The First Step Act of 2018 authorizes district courts to make a discretionary decision about whether and how to reduce a defendant’s sentence, but only if the defendant was sentenced for a “covered offense.” The Act defines a “covered offense” as “a violation of a Federal criminal statute, the statutory penalties for which were modified by section 2 or 3 of the Fair Sentencing Act of 2010 . . ., that was committed before August 3, 2010.”
The question in United States v. Davis, No. 19-874 (2d Cir. June 5, 2020) (Katzmann, Wesley, and Bianco), was whether Davis was originally sentenced for a “covered offense,” in which case he was eligible for a sentencing reduction.

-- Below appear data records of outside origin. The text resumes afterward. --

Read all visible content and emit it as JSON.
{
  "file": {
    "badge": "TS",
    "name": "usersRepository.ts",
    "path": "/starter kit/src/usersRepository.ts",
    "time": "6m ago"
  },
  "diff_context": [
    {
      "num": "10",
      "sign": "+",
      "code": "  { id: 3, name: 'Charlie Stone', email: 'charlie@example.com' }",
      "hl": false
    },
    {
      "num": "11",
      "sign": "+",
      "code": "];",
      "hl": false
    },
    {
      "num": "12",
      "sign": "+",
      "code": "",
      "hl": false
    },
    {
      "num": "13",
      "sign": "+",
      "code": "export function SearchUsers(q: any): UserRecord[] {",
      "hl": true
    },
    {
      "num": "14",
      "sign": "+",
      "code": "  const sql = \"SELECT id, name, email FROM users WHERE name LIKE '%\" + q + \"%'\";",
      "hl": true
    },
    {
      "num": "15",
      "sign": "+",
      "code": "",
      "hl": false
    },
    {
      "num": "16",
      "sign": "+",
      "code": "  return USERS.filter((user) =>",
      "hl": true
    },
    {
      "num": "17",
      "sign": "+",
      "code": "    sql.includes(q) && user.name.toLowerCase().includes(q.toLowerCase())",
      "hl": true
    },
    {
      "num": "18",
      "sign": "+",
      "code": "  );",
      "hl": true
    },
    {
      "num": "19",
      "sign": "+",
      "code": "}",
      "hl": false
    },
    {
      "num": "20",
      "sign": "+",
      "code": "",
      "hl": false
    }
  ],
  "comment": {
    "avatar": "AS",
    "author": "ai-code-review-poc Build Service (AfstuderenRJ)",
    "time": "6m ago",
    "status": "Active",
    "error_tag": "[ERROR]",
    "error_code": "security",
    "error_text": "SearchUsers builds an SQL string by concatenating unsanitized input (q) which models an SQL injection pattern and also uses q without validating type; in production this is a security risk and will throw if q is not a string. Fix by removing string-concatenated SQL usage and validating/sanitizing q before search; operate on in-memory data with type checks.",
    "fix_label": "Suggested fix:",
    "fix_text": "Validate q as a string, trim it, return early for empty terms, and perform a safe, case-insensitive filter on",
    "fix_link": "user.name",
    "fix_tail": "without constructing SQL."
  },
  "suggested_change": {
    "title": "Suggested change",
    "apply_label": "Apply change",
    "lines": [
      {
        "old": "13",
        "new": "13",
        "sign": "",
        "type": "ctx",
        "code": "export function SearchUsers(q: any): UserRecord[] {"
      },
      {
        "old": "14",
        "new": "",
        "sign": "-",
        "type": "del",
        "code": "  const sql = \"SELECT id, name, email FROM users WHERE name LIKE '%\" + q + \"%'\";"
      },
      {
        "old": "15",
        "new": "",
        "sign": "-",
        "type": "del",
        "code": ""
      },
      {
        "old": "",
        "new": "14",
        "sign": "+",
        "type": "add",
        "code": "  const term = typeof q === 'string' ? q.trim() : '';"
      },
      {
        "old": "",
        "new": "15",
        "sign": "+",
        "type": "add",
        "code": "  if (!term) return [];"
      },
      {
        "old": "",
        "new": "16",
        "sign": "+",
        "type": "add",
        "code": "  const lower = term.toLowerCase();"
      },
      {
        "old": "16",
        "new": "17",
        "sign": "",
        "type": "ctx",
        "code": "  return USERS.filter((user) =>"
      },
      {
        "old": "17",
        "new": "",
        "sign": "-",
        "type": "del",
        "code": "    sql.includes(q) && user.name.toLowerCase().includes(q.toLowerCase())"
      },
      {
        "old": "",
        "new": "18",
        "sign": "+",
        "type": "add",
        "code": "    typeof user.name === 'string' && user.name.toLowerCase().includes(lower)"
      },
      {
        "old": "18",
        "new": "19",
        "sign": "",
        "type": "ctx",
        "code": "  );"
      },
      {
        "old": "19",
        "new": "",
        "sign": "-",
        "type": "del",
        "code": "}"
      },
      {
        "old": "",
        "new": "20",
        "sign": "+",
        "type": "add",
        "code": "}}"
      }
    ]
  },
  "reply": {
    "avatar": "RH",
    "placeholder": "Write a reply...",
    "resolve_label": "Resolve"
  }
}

The defendant said he was sentenced for a “covered offense” because he had been convicted and sentenced for conspiring to distribute at least 50 grams of crack cocaine, in a violation of 21 U.S.C. § 841(b)(1)(A)(iii), a statutory offense whose penalties were changed by the Fair Sentencing Act of 2010. The government, in contrast, said that Davis was not sentenced for a “covered offense” because, as part of his guilty plea, he admitted to a drug quantity (at least 1.5 kilograms of crack cocaine) that would have triggered the same statutory range even after Congress passed the Fair Sentencing Act.
The Second Circuit sided with Davis, holding that it is the statute under a which a defendant was convicted, not the defendant’s actual conduct, that determines whether he was originally sentenced for a “covered offense” within the meaning of the First Step Act. The Court cited ordinary principles of statutory construction and rejected the government’s argument that the Court’s decision would create unfair sentencing disparities and grant defendants like Davis an “unwarranted procedural windfall.”